Le régime européen des indications géographiques connaît une évolution majeure avec l’entrée en vigueur du règlement (UE) 2023/2411, qui étend, pour la première fois, la protection des indications géographiques aux produits artisanaux et industriels. Jusqu’alors réservé aux produits agricoles et agroalimentaires, ce dispositif offre désormais aux artisans un véritable outil de protection de leurs savoir-faire et de valorisation de leur ancrage territorial.
Une première illustration concrète de cette réforme est intervenue le 26 juin 2026, avec la publication au Journal officiel et au BOPI / Indications géographiques de deux avis annonçant l’ouverture de la procédure nationale d’opposition concernant les demandes d’enregistrement de l’Espadrille catalane et du Santon de Provence.
- Un contrôle en deux temps : les rôles de l’INPI et de l’EUIPO
Conformément au règlement européen et à la décision du directeur général de l’INPI du 9 avril 2026, chaque demande est soumise à une procédure nationale d’opposition de deux mois. Durant cette période, toute personne justifiant d’un intérêt légitime peut consulter le cahier des charges et formuler une opposition motivée.

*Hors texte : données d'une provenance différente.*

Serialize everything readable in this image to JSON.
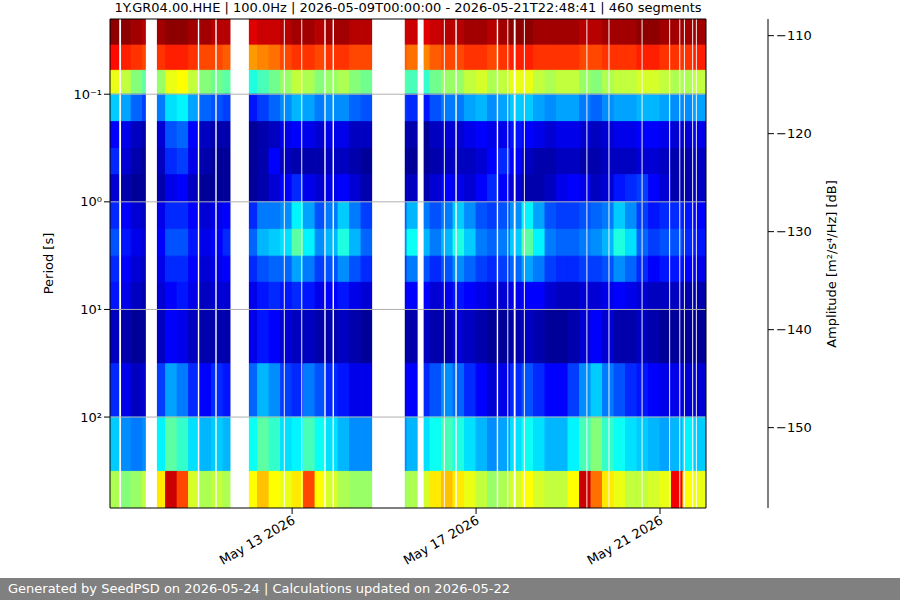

Cette phase constitue un filtre essentiel avant l’examen européen. L’INPI exerce désormais un rôle inédit en assurant l’instruction nationale des demandes en vérifiant notamment :
- La représentativité du groupement demandeur ;
- La conformité du cahier des charges aux exigences européennes ;
- La délimitation de l’aire géographique concernée ;
- L’existence d’un lien réel entre le produit, son savoir-faire et son territoire d’origine.
Une fois cette étape franchie, le dossier est transmis à l’EUIPO qui conduit l’examen européen avant de statuer sur l’enregistrement définitif.
- Les enjeux d’une telle reconnaissance à l’échelle européenne
Au-delà d’une simple reconnaissance symbolique, l’obtention d’une indication géographique permettra aux producteurs concernés de réserver l’usage de la dénomination aux seuls opérateurs respectant le cahier des charges.
Elle constituera également un levier efficace pour lutter contre les usurpations, les imitations et les pratiques de concurrence déloyale au sein du marché européen.
Ces deux candidatures illustrent ainsi les premières applications concrètes du nouveau régime européen des indications géographiques des produits artisanaux et industriels, appelé à devenir un instrument majeur de protection du patrimoine économique, culturel et artisanal des territoires.